When asked if there had been any pushback from drivers when the dash cams were installed, perhaps due to concerns about being monitored, Bate says that in fact they were eagerly received.

She adds: "I think the fact that the senior management had them in their cars really led the way, as they could say 'I am happy to have this kit, it is good for me and good for the business, you follow suit'.

"Also they have control of the data, because a lot of people could be concerned with 'can you log in and watch me?', and we didn't want to go down that route. The driver has full access to the kit and they are the ones that give me the footage."  

Because the Clarke Energy company car fleet is mostly not about job-need, there are not too many restrictions on choice. However, Bate says she has moved to stop future adoptions of plug-in hybrid cars.

"Infrastructure is a big part of that, because they tended to be the more senior roles within the company, but the charging leads draped across the front of the cars, the wall, or to the standalone unit, and the aesthetics of that is not attractive," she explains.

"Also we had to upgrade our building electrics to accommodate individual standalone units, and there is only so far you can stretch a building in terms of the electricity supply.

"Also a lot of our PHEVs are [driven by] the people who do a lot of mileage, so it is not suitable. They love the tax breaks of course, and then the other thing is people perhaps don't use the charging facilities and just use the fuel, which therefore defeats the object of low CO2 and fuel economy."

Regarding fully electric vehicles, Bate says they will arrive on the fleet eventually, but the time is not yet right.

"We are definitely on board with the movement, but we are not quite there yet," she says. "We are more on board with [conventional] hybrid - we are getting a lot of Toyota Rav4s. I hope we are going to move to electric, but I see it as being with the next renewal for cars, then for vans it will be two replacement cycles off." 

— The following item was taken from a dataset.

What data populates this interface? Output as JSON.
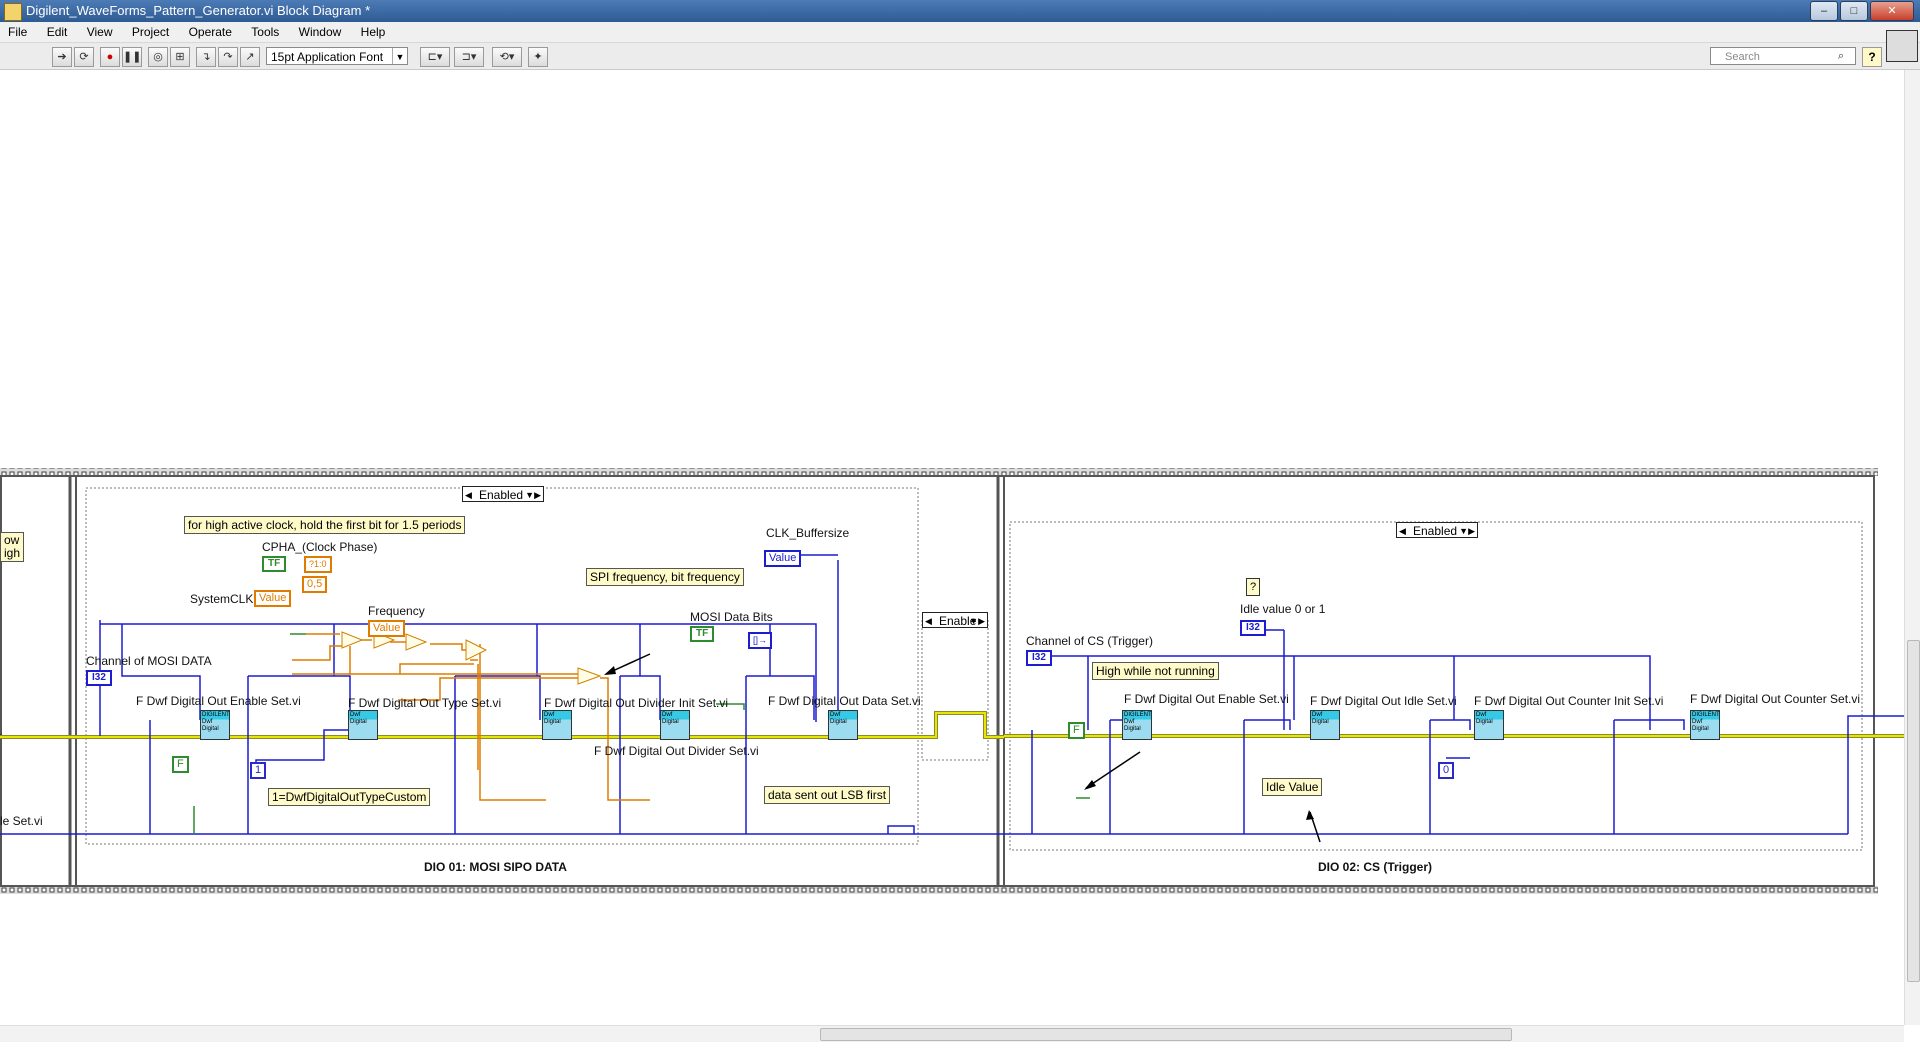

While very much focused on future initiatives and successes, Bate is also happy to reflect on her Highly Commended Business Car Awards recognition, which assumed a greater personal significance for her.

"It really did mean a lot because my dad was here to see that, and one of the things I am really proud of is that he saw me get that, because sadly we lost him in December.

"It was great for the acknowledgement of the work I have done, but also on the personal side. It was really nice for him to see me get that recognition."

Maria Bate's top tips for fleet managers

Keep plugging away

I would say that fleet is not always seen as a critical function within the organisation, so one thing you do need to have is a dogged determination to get it to the forefront of the business. It is so easy just to continue with the status quo and not question, but really, you need to have that determination just to push forward, because the rewards are worth it. 

Build relationships

Both within your business, because obviously you are going to need the managers to help you along the way and senior management to get policies through, but also within the industry. You can't be an expert on everything, so if there is someone in the industry that has the knowledge and is willing to help you put things in place, then use them. 

Enjoy it

We spend a lot of time at work, and you need to enjoy what you do.